More than one thousand new Americans raised their right hands and pledged their allegiance to the United States Wednesday at a naturalization ceremony at Turner Field in Atlanta. The new U.S. citizens came from 120 different countries including Afghanistan, Jamaica and Columbia.
“Being part of this nation is an honor,” said Oscar Beltran, who immigrated from Columbia in March 2001. “It was like a dream. I mean, you know, when you come to the U.S., this is the land of opportunity. You know that if you work hard and you study and you learn the culture and you learn to work hard every day, you’re going to make it.”
Beltran went through the proper channels to come to the United States and spent 8 years going through the naturalization process.
But the same opportunities that draw people like Beltran often compel others to sneak into the country illegally and that has pushed the immigration debate to a tipping point in the U.S.
Earlier this week, President Barack Obama announced he would use his executive powers to implement immigration reform, because of a lack of action by Congress.
“Solutions…answers [are] what I want,” said Beltran. “I think that they have to sit together at the table, right, and just come up with a solution. You might have a different point of view, but we need a solution at this time.”

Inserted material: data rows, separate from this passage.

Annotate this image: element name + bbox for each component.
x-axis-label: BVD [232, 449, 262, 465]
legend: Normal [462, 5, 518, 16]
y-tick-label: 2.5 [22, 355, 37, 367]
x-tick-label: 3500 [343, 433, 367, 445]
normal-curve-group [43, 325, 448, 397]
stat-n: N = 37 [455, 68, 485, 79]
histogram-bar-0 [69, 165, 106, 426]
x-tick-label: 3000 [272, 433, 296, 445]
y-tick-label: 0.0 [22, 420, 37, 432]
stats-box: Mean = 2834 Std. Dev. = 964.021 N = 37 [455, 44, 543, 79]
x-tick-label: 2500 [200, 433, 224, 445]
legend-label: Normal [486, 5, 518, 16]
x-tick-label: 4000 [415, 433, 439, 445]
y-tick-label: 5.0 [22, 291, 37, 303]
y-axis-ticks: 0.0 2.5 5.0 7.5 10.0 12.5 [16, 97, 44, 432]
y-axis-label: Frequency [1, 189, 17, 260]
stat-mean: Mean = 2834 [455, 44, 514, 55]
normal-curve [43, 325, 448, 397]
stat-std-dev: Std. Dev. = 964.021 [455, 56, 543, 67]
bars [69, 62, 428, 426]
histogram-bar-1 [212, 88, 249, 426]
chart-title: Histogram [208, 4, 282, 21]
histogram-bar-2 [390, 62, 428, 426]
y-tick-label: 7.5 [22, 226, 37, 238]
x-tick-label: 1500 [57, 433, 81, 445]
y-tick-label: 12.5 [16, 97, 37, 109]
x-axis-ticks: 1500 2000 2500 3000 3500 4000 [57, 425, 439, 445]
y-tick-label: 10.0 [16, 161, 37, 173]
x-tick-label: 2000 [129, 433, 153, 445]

Beltran believes, however, that the slow reform process is not an invitation to people to cross the border illegally.
The issue is not as black and white for Dalia Barrios, who also became a citizen Wednesday after immigrating from Columbia.
“There are out there people that are illegal, but they are really good people,” Barrios explained. “They are working hard. They really follow the rules. They try to make the best in this country. So, I think those kind people really need to have a chance.”